Sparking Aha! Moments - ARL families explore the art of the possible during Bring Your Child to Work and Open Campus Family Day

April 29, 2016

By Tracie R. Dean, ARL Public Affairs

Story Highlights

  • The U.S. Army Research Laboratory celebrated Bring Your Child to Work Day which was expanded this year to include Open Campus Family Day.
  • The ARL workforce, at its Adelphi Laboratory Center location in Adelphi, Maryland, had the opportunity to invite their entire family to participate in a day designed to expose young people to the important work their parents perform and also take part in hands-on and interactive activities throughout the lab.
  • One of the most talked about activities during the day was the deoxyribonucleic acid, or DNA, lab where students performed the scientific method of extracting DNA from fruit and encouraged to determine the importance of scientist extracting DNA from organisms.

ADELPHI, Md. (April 28, 2016) - The U.S. Army Research Laboratory celebrated Bring Your Child to Work Day which was expanded this year to include Open Campus Family Day.

The ARL workforce, at its Adelphi Laboratory Center location in Adelphi, Maryland, had the opportunity to invite their entire family to participate in a day designed to expose young people to the important work their parents perform and also take part in hands-on and interactive activities throughout the lab.

The 2016 theme, Sparking AHA! Moments, signifies the importance of imagination and new ideas.
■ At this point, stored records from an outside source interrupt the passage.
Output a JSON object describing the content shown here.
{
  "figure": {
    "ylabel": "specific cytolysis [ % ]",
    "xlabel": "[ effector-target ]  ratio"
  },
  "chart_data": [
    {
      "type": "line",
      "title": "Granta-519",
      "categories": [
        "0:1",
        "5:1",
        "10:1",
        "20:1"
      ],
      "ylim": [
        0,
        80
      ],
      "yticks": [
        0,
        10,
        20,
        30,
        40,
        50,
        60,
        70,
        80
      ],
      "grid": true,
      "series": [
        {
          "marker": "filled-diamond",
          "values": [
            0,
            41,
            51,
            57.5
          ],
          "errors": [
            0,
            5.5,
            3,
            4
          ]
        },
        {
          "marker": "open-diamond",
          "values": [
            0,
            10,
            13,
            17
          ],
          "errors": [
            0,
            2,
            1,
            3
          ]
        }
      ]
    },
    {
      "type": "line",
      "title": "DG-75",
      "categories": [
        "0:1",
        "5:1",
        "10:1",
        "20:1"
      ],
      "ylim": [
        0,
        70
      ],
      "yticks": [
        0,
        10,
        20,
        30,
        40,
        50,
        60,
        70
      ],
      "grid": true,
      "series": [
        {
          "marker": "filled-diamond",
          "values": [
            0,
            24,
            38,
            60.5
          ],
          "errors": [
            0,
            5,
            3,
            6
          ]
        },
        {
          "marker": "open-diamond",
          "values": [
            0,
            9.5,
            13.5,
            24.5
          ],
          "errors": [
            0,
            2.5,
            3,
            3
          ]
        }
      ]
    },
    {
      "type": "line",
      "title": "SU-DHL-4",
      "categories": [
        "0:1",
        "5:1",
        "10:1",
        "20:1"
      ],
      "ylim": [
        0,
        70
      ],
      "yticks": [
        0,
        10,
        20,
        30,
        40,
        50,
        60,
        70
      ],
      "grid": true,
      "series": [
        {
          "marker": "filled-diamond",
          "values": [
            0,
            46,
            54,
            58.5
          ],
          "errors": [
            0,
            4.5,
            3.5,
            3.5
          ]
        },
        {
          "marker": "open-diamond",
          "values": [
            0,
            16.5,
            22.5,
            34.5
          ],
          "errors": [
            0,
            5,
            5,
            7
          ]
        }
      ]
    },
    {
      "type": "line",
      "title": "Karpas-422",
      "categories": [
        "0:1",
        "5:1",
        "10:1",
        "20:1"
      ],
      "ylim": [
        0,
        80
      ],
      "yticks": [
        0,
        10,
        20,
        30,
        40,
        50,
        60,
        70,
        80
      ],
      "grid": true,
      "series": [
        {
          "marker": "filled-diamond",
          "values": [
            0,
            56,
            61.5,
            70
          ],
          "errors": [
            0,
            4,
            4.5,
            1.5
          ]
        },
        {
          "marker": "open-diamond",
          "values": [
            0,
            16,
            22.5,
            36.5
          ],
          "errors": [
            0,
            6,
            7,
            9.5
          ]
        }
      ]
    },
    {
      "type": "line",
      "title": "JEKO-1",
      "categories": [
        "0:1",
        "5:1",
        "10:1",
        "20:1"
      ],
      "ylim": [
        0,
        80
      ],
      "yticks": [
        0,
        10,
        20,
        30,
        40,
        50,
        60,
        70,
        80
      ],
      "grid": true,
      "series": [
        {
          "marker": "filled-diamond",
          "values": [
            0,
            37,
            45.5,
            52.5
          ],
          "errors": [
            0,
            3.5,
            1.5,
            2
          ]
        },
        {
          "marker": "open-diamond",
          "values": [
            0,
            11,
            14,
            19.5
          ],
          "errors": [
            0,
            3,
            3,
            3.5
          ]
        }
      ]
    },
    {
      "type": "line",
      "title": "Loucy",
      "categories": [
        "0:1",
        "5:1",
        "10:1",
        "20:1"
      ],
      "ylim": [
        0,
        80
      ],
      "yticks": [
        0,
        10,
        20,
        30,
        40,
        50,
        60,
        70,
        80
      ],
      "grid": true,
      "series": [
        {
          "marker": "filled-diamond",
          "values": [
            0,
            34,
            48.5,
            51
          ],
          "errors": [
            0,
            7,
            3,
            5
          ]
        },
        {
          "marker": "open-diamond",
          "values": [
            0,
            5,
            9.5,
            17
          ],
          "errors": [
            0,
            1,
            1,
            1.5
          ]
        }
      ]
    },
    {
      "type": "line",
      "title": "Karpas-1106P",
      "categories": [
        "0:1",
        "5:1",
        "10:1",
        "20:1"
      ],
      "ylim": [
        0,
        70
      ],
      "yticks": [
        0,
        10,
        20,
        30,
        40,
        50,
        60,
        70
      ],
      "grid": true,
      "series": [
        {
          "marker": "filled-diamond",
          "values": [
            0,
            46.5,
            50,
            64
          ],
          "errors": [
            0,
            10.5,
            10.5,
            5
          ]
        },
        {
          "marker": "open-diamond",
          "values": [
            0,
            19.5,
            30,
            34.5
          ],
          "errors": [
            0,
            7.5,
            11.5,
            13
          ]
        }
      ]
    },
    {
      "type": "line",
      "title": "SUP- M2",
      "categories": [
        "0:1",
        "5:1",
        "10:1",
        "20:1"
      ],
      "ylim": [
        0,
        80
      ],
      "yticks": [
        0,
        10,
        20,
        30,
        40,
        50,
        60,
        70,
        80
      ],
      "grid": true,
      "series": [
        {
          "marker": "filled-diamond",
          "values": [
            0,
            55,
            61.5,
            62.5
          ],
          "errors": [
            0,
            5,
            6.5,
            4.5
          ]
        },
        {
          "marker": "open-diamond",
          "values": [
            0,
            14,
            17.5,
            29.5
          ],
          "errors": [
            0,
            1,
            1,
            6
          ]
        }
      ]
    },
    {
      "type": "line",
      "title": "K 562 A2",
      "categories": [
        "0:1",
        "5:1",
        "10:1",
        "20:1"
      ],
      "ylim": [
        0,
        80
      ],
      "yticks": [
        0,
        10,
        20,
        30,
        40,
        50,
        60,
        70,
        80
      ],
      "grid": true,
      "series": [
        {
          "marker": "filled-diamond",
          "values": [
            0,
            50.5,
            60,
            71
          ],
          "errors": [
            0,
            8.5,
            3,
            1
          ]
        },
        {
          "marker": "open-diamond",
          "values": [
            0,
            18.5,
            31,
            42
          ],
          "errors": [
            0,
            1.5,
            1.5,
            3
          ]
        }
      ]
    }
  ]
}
Throughout the day, students were encouraged to explore through creative workshops uniquely tailored to highlight enriching educational experiences.

In his opening remarks to the day's events, Dr. Philip Perconti, acting ARL director, encouraged the lab's visiting families to use the day as a chance to discover, explore and grow.

"Go out and explore all the lab has to offer, possibly sparking an 'aha moment' in you that will one day lead you back here, working on or supporting some of our nation's greatest scientific challenges."

Families participated in special activities like drone demonstrations where students learned about the technology and maneuverability of robotic vehicles, and a timed race against the clock to build the tallest and strongest tower using marshmallows and dried spaghetti called the marshmallow challenge.

Many interactive labs were offered that integrated science, technology, engineering and math related activities to include 3D printing, severe weather and a fingerprinting lab.

One of the most talked about activities during the day was the deoxyribonucleic acid, or DNA, lab where students performed the scientific method of extracting DNA from fruit and encouraged to determine the importance of scientist extracting DNA from organisms.

DNA is a code and can be seen as an instruction manual for all living organisms.

Dr. Troy Alexander, associate for strategic planning, registered his three sons for the lab, because he felt it important they be exposed to manipulating DNA.

"The lab was a demonstration of how we now have the ability from a scientific perspective to manipulate and modify organisms and exploit those for the benefit of mankind and for the Army," Alexander said.

DNA lab participant Austin Alexander said what he found to be most interesting about the lab was how simple household products were used to conduct the experiment.

"They used dish soap to extract DNA from different organisms and I learned even though some organisms have different DNA, there are some that share their DNA," Austin said.

At Aberdeen Proving Ground, Maryland, more than 100 children of the ARL workforce participated in Bring Your Child to Work Day with interactive demonstrations, tours and competitions at the Rodman Materials Research Laboratory and the ARL Defense Supercomputing Resource Center.

Children from elementary school through high school learned about the states of matter, 3-D computer visualizations and how chemicals form bonds. During a visit to the computing center, attendees watched a performance by two-foot-tall dancing robots.

"It's great to see how this event has evolved over the years," said Dr. Jim Snyder, a Weapons and Materials Research Directorate father who attended with three of his kids.

Bring Your Child to Work Day is a national event begun in the early 1990s with the intent of exposing girls and boys to what a parent or mentor in their lives does during the work day and showing them the value of their education, helping them discover the power and possibilities associated with a balanced work and family life, providing them an opportunity to share how they envision the future, and allowing them to begin steps toward their end goals in a hands-on and interactive environment is key to their achieving success.